Cleaning the wildlife/nesting box with an animal present
Having re-closed the door and replaced the pin, you need to determine whether NOW is the right time to proceed with the cleaning/maintenance process. 

If there are eggs (not left over from last season) or chicks being raised, withdraw and allow to breeding process to finish.  Monitor the box more closely, checking it again (4-8 weeks) to ensure the residents have departed, then return to step 4. when no wildlife present.

If you encounter any bats, either leave box until a later date (as above), alternatively, place a thick rag (e.g. hand towel) into the entrance of the box filling the hole completely.  Undertake an assessment of the box and attachment system, as above.  In this instance the box needs to be handled extremely carefully to minimise any impact on the bats. The roosting box needs to be replaced as soon as practical (ideally within 10-15 minutes).
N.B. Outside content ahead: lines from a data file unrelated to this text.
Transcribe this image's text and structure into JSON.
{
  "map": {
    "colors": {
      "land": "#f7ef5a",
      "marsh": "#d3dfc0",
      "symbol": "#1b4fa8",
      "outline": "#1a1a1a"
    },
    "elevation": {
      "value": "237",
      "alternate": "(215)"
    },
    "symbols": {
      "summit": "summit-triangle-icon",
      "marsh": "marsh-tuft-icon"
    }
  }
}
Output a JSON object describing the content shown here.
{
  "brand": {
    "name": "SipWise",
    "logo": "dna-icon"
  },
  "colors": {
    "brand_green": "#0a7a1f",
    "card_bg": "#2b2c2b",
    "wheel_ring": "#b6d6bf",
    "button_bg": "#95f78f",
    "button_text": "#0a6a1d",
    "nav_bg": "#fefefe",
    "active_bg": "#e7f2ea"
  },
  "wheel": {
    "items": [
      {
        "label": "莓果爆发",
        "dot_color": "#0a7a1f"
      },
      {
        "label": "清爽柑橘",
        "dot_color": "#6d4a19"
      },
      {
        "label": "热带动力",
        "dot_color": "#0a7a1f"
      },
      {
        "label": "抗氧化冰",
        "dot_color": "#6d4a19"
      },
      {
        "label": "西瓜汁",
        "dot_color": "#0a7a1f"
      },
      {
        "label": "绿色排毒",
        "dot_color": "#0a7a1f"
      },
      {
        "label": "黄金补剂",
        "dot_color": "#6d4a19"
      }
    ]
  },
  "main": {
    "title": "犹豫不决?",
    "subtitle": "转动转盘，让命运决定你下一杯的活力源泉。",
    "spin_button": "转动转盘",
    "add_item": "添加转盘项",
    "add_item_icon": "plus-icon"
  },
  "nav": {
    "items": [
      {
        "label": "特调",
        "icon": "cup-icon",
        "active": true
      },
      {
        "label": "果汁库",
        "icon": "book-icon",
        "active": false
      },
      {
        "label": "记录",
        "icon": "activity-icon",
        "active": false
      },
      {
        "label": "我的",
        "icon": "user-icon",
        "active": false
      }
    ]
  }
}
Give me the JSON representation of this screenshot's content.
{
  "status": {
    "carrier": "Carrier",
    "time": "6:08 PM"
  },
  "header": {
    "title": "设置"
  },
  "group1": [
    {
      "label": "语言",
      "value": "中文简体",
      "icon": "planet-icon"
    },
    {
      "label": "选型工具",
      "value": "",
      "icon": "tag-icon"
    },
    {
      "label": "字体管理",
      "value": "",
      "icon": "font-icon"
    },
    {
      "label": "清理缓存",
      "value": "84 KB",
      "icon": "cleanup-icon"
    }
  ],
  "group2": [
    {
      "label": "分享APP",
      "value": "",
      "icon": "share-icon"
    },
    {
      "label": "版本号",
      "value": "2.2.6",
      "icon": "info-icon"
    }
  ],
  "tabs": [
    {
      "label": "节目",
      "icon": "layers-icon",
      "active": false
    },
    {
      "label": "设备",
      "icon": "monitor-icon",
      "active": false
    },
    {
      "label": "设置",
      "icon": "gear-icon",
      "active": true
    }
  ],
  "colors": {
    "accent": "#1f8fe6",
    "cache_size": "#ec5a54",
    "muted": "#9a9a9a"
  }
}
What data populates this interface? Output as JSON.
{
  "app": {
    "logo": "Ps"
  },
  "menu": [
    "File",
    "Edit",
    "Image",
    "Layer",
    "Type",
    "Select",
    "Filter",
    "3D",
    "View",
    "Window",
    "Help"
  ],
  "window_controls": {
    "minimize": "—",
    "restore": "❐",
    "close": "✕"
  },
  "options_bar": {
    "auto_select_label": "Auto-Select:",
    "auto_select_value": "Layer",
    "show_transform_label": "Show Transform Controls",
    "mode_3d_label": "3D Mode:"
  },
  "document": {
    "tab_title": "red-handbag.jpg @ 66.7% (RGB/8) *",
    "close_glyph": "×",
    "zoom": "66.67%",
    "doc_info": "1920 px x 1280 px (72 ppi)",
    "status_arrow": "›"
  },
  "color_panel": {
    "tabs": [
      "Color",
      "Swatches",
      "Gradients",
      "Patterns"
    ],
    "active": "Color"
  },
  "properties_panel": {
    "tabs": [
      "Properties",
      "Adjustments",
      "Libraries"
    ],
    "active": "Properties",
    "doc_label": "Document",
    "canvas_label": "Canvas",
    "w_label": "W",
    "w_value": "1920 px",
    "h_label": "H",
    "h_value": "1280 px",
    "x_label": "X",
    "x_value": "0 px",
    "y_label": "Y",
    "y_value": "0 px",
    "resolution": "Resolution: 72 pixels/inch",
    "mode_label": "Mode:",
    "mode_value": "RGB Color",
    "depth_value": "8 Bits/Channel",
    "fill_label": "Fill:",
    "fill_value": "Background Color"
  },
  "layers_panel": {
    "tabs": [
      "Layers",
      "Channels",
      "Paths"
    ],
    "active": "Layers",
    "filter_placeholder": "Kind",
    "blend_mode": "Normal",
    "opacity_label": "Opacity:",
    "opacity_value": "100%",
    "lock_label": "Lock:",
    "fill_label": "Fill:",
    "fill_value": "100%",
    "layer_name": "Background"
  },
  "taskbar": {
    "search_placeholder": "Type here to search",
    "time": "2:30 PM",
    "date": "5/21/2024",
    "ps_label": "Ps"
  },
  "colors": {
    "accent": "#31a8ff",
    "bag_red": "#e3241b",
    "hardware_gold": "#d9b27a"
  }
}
Possums are likely to be encountered, when looking to undertake nesting box maintenance.  If a possum(s) is encountered, internal cleaning is not possible without displacing the animal(s), so the focus will be on the external aspects of the box:
4. Cut a small scrap of wood, just larger than the entrance and attach it over the hole (thereby protecting you and the possum).  Screw on the wood scrap to the nesting box, if at all possible, as nailing it into place would be incredibly disconcerting for the possum(s);
5. With the possum(s) secure, inspect the attachment system to determine its state.  Little can be done with the top 100mm Teks® screw /PV Spacer at this point, however it is important to know if there is any imminent risk.  If the attachment system is in poor condition the box will need to be removed at night, when the possum(s) is out foraging and any issue addressed.  If attachment system is in good condition…
6. Check the bottom attachment point and the state of the "Spacer", if it was installed originally.  If you did not originally use Spacers and have the box attached to a tree, it is strongly recommend that you purchase some PV Spacers.  If the PV Spacer which is distorted or flattened - replace; if it is a PV Spacer in reasonable condition, simply unscrew the 100mm Teks® screw a 3-4 turns to allow for the future growth of the tree. 

Feral species such as Honey Bees, House Sparrow and European Starlings can occupy boxes and potentially out compete native species.  These animals need to be removed where ever they are encountered.  Look out for future articles on Honey Bees and invasive bird species. 

As far as cleaning/maintenance goes for feral birds, simply remove the nesting material, give the box a good wash out, ideally using bleach (to remove parasites) and follow the other instructions above.  Ideally if you see feral birds inspecting or hanging around the box use a jet of water or similar to try and move them on, however be aware these species can be incredibly persistent.

7_rosella_chicks-teringie-3CONGRATULATIONS!  Your fauNature nesting box has now been cleaned/maintained and is ready for another breeding season!  Now you can sit back and enjoy your wild neighbours, for another year!

N.B. Working at heights can be a risky business, please ensure you are familiar with the operating instructions for the ladder, platform or what ever device you are using to access your nesting boxes.  Above all ensure your own safety!